À notre splendide Maison Symphonique, ce samedi soir 12 janvier dernier, Alain Lefèvre a offert à l’OSM une salle archi comble, comme de coutume chaque infaillible fois que notre plus prestigieux ensemble lui a enquis de modestement se présenter en tant que pianiste québécois étoile dans le cadre d’un programme musical, quel qu’il soit. Tant mieux pour l’OSM dont les finances revigorées s’en trouvent plus saines encore grâce à cette salle sans un seul siège vide. Alain Lefèvre jouait donc avec l’orchestre l’opus 23 de Tchaïkovsky soit le Concerto pour piano et orchestre si bien connu.
L’animateur de radio si apprécié n’a cependant plus du tout le niveau des meilleurs si je le compare parmi les jeunes gradués sortant des écoles collégiales et ensuite des conservatoires de musique de notre pays enfin ceux se jugeant capables de s’aventurer dans cette partition exigeante. Une franchise de rigueur en critique musicale obligerait à porter un doute interrogatif sur l’état actuel de sa mise en forme digitale: beaucoup questionneront la sobre dextérité suffisante qu’il détiendrait encore pour s’adonner à de telles oeuvres virtuoses ou concertantes requérant une imagination juste, chantante ou fougueuse sans pétulance ni cafouillages techniques au respect des indications de la partition. En somme, pour son Tchaïkovsky une absence de netteté surtout des ratés atterrants et des retards dans sa mise en action lors des cadences et l’orchestre l’accompagnait fort poliment tantôt en retenue tantôt sur le qui-vive.

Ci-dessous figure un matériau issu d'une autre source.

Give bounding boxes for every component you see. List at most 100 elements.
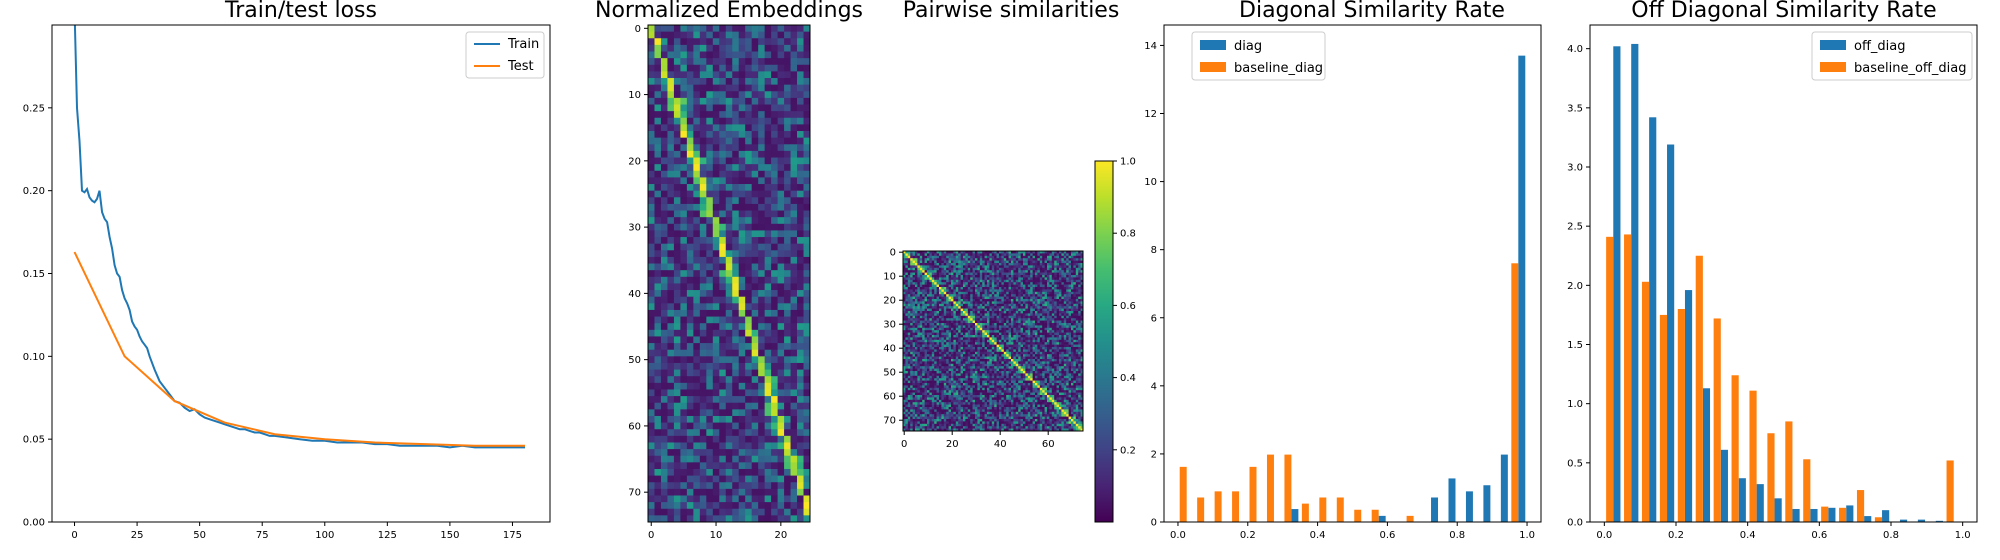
embedding-cell xyxy=(803,508,811,516)
similarity-cell xyxy=(1080,323,1084,326)
similarity-cell xyxy=(951,284,954,288)
embedding-cell xyxy=(797,137,804,145)
similarity-cell xyxy=(1068,289,1072,293)
similarity-cell xyxy=(910,323,913,326)
similarity-cell xyxy=(1011,258,1014,261)
embedding-cell xyxy=(693,323,701,331)
similarity-cell xyxy=(919,263,923,266)
similarity-cell xyxy=(1059,320,1062,324)
embedding-cell xyxy=(686,303,694,311)
similarity-cell xyxy=(951,325,954,329)
embedding-cell xyxy=(803,415,811,423)
similarity-cell xyxy=(1073,342,1077,345)
similarity-cell xyxy=(1078,308,1081,312)
embedding-cell xyxy=(680,270,688,278)
similarity-cell xyxy=(972,337,976,341)
similarity-cell xyxy=(958,301,961,305)
embedding-cell xyxy=(654,455,662,463)
similarity-cell xyxy=(989,332,993,336)
similarity-cell xyxy=(1066,263,1069,266)
similarity-cell xyxy=(1025,253,1029,257)
similarity-cell xyxy=(1047,263,1050,266)
similarity-cell xyxy=(927,294,930,297)
embedding-cell xyxy=(667,415,675,423)
similarity-cell xyxy=(1049,287,1053,290)
embedding-cell xyxy=(667,64,675,72)
similarity-cell xyxy=(1011,255,1014,259)
similarity-cell xyxy=(1061,272,1065,276)
embedding-cell xyxy=(745,356,753,364)
similarity-cell xyxy=(972,258,976,261)
similarity-cell xyxy=(970,318,973,321)
similarity-cell xyxy=(996,282,1000,285)
embedding-cell xyxy=(725,237,733,245)
similarity-cell xyxy=(984,337,988,341)
similarity-cell xyxy=(939,296,942,300)
embedding-cell xyxy=(693,303,701,311)
embedding-cell xyxy=(712,91,720,99)
similarity-cell xyxy=(941,282,945,285)
similarity-cell xyxy=(1035,342,1038,345)
similarity-cell xyxy=(1011,311,1014,314)
embedding-cell xyxy=(797,117,804,125)
embedding-cell xyxy=(738,111,746,119)
embedding-cell xyxy=(732,369,740,377)
similarity-cell xyxy=(946,272,949,276)
similarity-cell xyxy=(1042,342,1045,345)
similarity-cell xyxy=(1059,284,1062,288)
similarity-cell xyxy=(1080,342,1084,345)
similarity-cell xyxy=(1061,306,1065,309)
embedding-cell xyxy=(751,402,759,410)
embedding-cell xyxy=(797,276,804,284)
embedding-cell xyxy=(764,97,772,105)
similarity-cell xyxy=(979,320,983,324)
similarity-cell xyxy=(999,263,1002,266)
similarity-cell xyxy=(1006,289,1009,293)
similarity-cell xyxy=(953,287,957,290)
embedding-cell xyxy=(660,449,668,457)
similarity-cell xyxy=(1001,265,1005,269)
embedding-cell xyxy=(725,488,733,496)
embedding-cell xyxy=(764,58,772,66)
similarity-cell xyxy=(955,284,959,288)
similarity-cell xyxy=(1054,313,1057,317)
embedding-cell xyxy=(719,376,727,384)
embedding-cell xyxy=(648,250,655,258)
similarity-cell xyxy=(948,335,952,338)
embedding-cell xyxy=(751,495,759,503)
similarity-cell xyxy=(1071,255,1074,259)
similarity-cell xyxy=(970,325,973,329)
embedding-cell xyxy=(790,31,798,39)
similarity-cell xyxy=(915,325,918,329)
embedding-cell xyxy=(712,303,720,311)
similarity-cell xyxy=(927,289,930,293)
similarity-cell xyxy=(1015,323,1019,326)
similarity-cell xyxy=(912,277,916,281)
similarity-cell xyxy=(1042,255,1045,259)
similarity-cell xyxy=(931,344,935,348)
similarity-cell xyxy=(915,315,918,319)
similarity-cell xyxy=(953,260,957,264)
similarity-cell xyxy=(1027,279,1031,283)
embedding-cell xyxy=(719,124,727,132)
similarity-cell xyxy=(1025,279,1029,283)
embedding-cell xyxy=(712,104,720,112)
similarity-cell xyxy=(1003,267,1007,271)
similarity-cell xyxy=(982,251,985,254)
embedding-cell xyxy=(751,455,759,463)
embedding-cell xyxy=(797,157,804,165)
similarity-cell xyxy=(1049,279,1053,283)
embedding-cell xyxy=(654,104,662,112)
similarity-cell xyxy=(1042,318,1045,321)
similarity-cell xyxy=(943,291,947,295)
similarity-cell xyxy=(910,251,913,254)
similarity-cell xyxy=(1075,294,1079,297)
similarity-cell xyxy=(1032,270,1036,273)
similarity-cell xyxy=(979,265,983,269)
similarity-cell xyxy=(912,284,916,288)
embedding-cell xyxy=(667,150,675,158)
similarity-cell xyxy=(1080,258,1084,261)
embedding-cell xyxy=(751,44,759,52)
similarity-cell xyxy=(1013,315,1017,319)
embedding-cell xyxy=(758,502,766,510)
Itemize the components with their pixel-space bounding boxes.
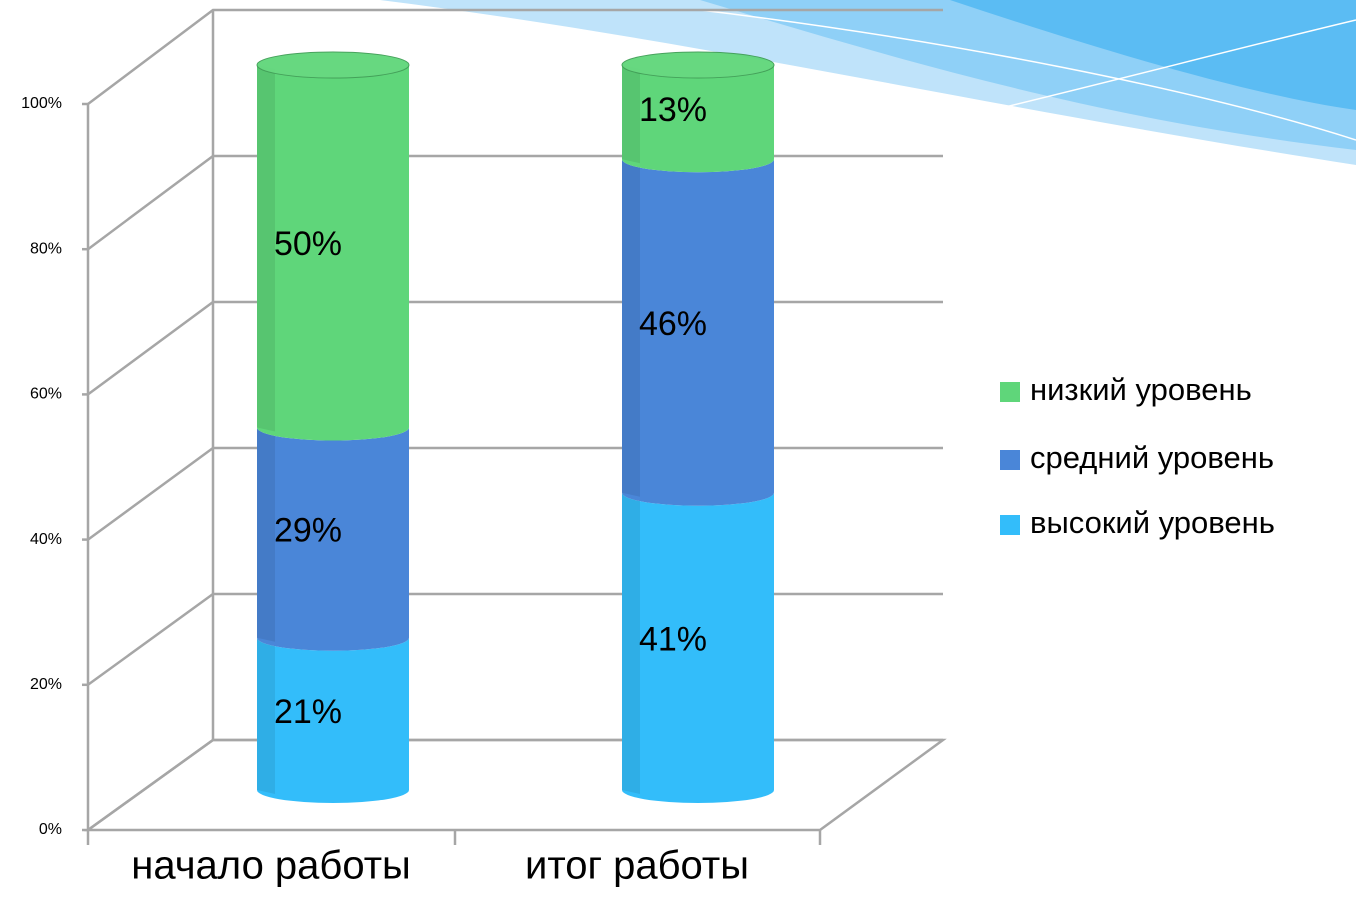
x-tick-label: итог работы	[525, 844, 749, 888]
segment-shade	[622, 65, 640, 164]
y-tick-label: 20%	[30, 676, 62, 693]
cylinder-top	[256, 51, 410, 79]
bar-segment	[622, 159, 774, 506]
data-label: 29%	[274, 512, 342, 550]
cylinder-top	[621, 51, 775, 79]
bar-segment	[257, 65, 409, 441]
grid-line	[87, 300, 943, 396]
segment-shade	[257, 637, 275, 794]
legend-label: низкий уровень	[1030, 372, 1252, 407]
grid-line	[87, 446, 943, 541]
y-tick-label: 0%	[39, 821, 62, 838]
y-tick-label: 80%	[30, 240, 62, 257]
legend-label: высокий уровень	[1030, 505, 1275, 540]
data-label: 41%	[639, 620, 707, 658]
legend-swatch	[1000, 450, 1020, 470]
data-label: 46%	[639, 305, 707, 343]
segment-shade	[257, 65, 275, 432]
legend-swatch	[1000, 515, 1020, 535]
y-tick-label: 60%	[30, 386, 62, 403]
legend-swatch	[1000, 382, 1020, 402]
data-label: 50%	[274, 225, 342, 263]
data-label: 13%	[639, 91, 707, 129]
bar-segment	[622, 65, 774, 173]
grid-line	[87, 154, 943, 251]
y-tick-label: 100%	[21, 95, 62, 112]
grid-line	[87, 592, 943, 686]
floor	[84, 738, 947, 832]
segment-shade	[257, 427, 275, 642]
data-label: 21%	[274, 693, 342, 731]
bar-segment	[257, 637, 409, 803]
y-tick-label: 40%	[30, 531, 62, 548]
bar-segment	[257, 427, 409, 651]
bar-segment	[622, 492, 774, 803]
segment-shade	[622, 492, 640, 794]
x-tick-label: начало работы	[131, 844, 411, 888]
grid-line	[87, 8, 943, 105]
decoration	[380, 0, 1356, 165]
legend-label: средний уровень	[1030, 440, 1274, 475]
segment-shade	[622, 159, 640, 497]
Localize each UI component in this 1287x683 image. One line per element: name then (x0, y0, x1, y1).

Le jeune chef invité Nikolaj Szeps-Znaider (plus connu comme violoniste) lui a ensuite fait le coup de le laisser longuement seul sur scène recueillir les vivats inconditionnels d’une foule gagnée d’avance, une foule amoureuse ayant peu de conscience des indications et exigences de la partition sinon peu de conscience des versions acceptables de l’oeuvre même pour un pianiste de niveau moyen. Certes Lefèvre a beaucoup fait pour la promotion de la musique classique, que cela ne soit jamais mis en doute. La carrière de soliste est cependant une affreuse tâche athlétique qui demande du courage et une forme de virtuosité physique sans pareille. La seconde partie du concert de l’OSM dévolue à la musique des compositeurs allemand et viennois, en l’occurrence les Strauss (Richard et Johann), n’a pas réussi à nous faire oublier le mauvais quart d’heure d’un soliste cramoisi d’inconfort après la pétarade de sa prestation surtout l’affront d’un chef revenu in extremis après en avoir été laborieusement prié par tous les musiciens de l’orchestre lui faisant éperdument des signes ou prières d’empathie jusqu’à la la limite de la gêne d’un public débonnaire heureusement inconscient du fait qu’il eût dû en être absolument sidéré.